Sorority Noise
It Kindly Stopped For Me

Sorority Noise - It kindly stopped for me

Much like the famed Dickinson poem from which Sorority Noise’s latest EP takes its name, It Kindly Stopped For Me is centered on the idea of death. Though the similarities seem to stop there. Because while Dickinson’s Death is a kindly gentleman, traveling alongside her as she makes her journey through life, the band pointedly turns it into an object — death is an “it.”

By stripping death of an identity, Sorority Noise attempts to lessen the power it holds over us. There is no experience more common or more alienating than loss, yet the band manages to break down the walls their own experience created until we’re all collectively shouldering their pain.

Emily Dickinson:

Because I could not stop for Death
He kindly stopped for me
The carriage held but just ourselves
And Immortality

It’s the vulnerability that Sorority Noise imparts that makes It Kindly Stopped For Me so powerful, though unassuming.
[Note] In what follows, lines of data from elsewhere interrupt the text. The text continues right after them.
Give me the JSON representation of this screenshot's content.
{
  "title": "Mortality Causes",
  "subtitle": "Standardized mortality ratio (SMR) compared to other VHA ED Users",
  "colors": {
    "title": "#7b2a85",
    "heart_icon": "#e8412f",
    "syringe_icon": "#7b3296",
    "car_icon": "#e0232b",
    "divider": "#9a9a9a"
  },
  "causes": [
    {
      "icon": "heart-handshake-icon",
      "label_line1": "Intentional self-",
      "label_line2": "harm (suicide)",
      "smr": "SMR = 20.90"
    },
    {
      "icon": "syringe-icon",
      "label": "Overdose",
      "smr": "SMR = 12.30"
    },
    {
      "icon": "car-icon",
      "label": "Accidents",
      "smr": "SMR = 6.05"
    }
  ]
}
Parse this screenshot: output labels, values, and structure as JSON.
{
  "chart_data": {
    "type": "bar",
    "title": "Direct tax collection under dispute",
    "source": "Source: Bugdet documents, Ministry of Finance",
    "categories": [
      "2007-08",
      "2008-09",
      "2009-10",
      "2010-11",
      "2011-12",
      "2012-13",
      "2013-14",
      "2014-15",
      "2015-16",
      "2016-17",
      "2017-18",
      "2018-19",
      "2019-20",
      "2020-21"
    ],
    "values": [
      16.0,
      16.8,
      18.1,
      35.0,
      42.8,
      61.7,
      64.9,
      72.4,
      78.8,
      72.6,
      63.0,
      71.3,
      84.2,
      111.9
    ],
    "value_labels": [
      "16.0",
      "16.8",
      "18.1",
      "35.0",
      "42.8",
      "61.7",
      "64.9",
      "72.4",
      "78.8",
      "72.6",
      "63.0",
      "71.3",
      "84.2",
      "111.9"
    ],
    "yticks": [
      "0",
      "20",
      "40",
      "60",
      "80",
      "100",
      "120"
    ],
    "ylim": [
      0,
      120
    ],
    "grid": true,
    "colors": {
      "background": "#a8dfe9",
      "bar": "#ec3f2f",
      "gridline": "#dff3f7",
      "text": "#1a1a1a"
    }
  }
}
It is neither loud nor fast; there are no real hooks. In its quiet acoustic solitude, the EP appeals to the side of you torn apart by loss. It is the piece of you that cannot let go because the harder you try, the more you find yourself clinging on. After all, who among us hasn’t wished to “go back/to when fragility and innocence was all I knew”?

With the guitars stripped back and percussion kept to a bare minimum, Boucher’s vocals are left to do the majority of the heavy lifting. His delivery is poignant throughout the EP’s four tracks, from the heartbreaking sincerity of lines like “I’d leave you my whole heart/If there was one left to leave” (“A Will”) to the informal stream-of-consciousness of “Fource.” The band bolsters Boucher’s emotional outcry by layering his vocals on tracks like “Either Way” and “XC,” both of which undercut their solemn tones with twinkling piano melodies.

“A Will” slows things down to an achingly deliberate pace, each note so fragile that it feels as though it could break at the slightest upset. Boucher seems no better off as he reads through the list of things he’ll leave loved ones when he is gone: his teeth, his heart, his breath, his name. His last will and testament lays heavy upon listeners despite its delicate and airy tone as Boucher’s fear of being forgotten becomes the driving force behind the track.

The lines I found myself returning to most often were the closing lyrics of “Fource”: “Today was an off day/I’ve had a few.” Not because they’re particularly poetic in their content or delivery, but precisely because they’re not. As anyone who has lost a loved one can tell you, there isn’t always poetry in pain. Your thoughts are not always pretty, nor do they necessarily make sense. And oftentimes there is little more that can be said than what Boucher so bluntly states in the EP’s penultimate track.

Death is an ever-present force in our lives, and encompasses so much more than Dickinson’s poem would lead us to believe. It Kindly Stopped For Me deals with the harsher truths that come along with that realization: we love, we lose, and we are eventually lost. Nothing can ever quite prepare you for it, but Sorority Noise provides one hell a depiction for how disorienting it can be.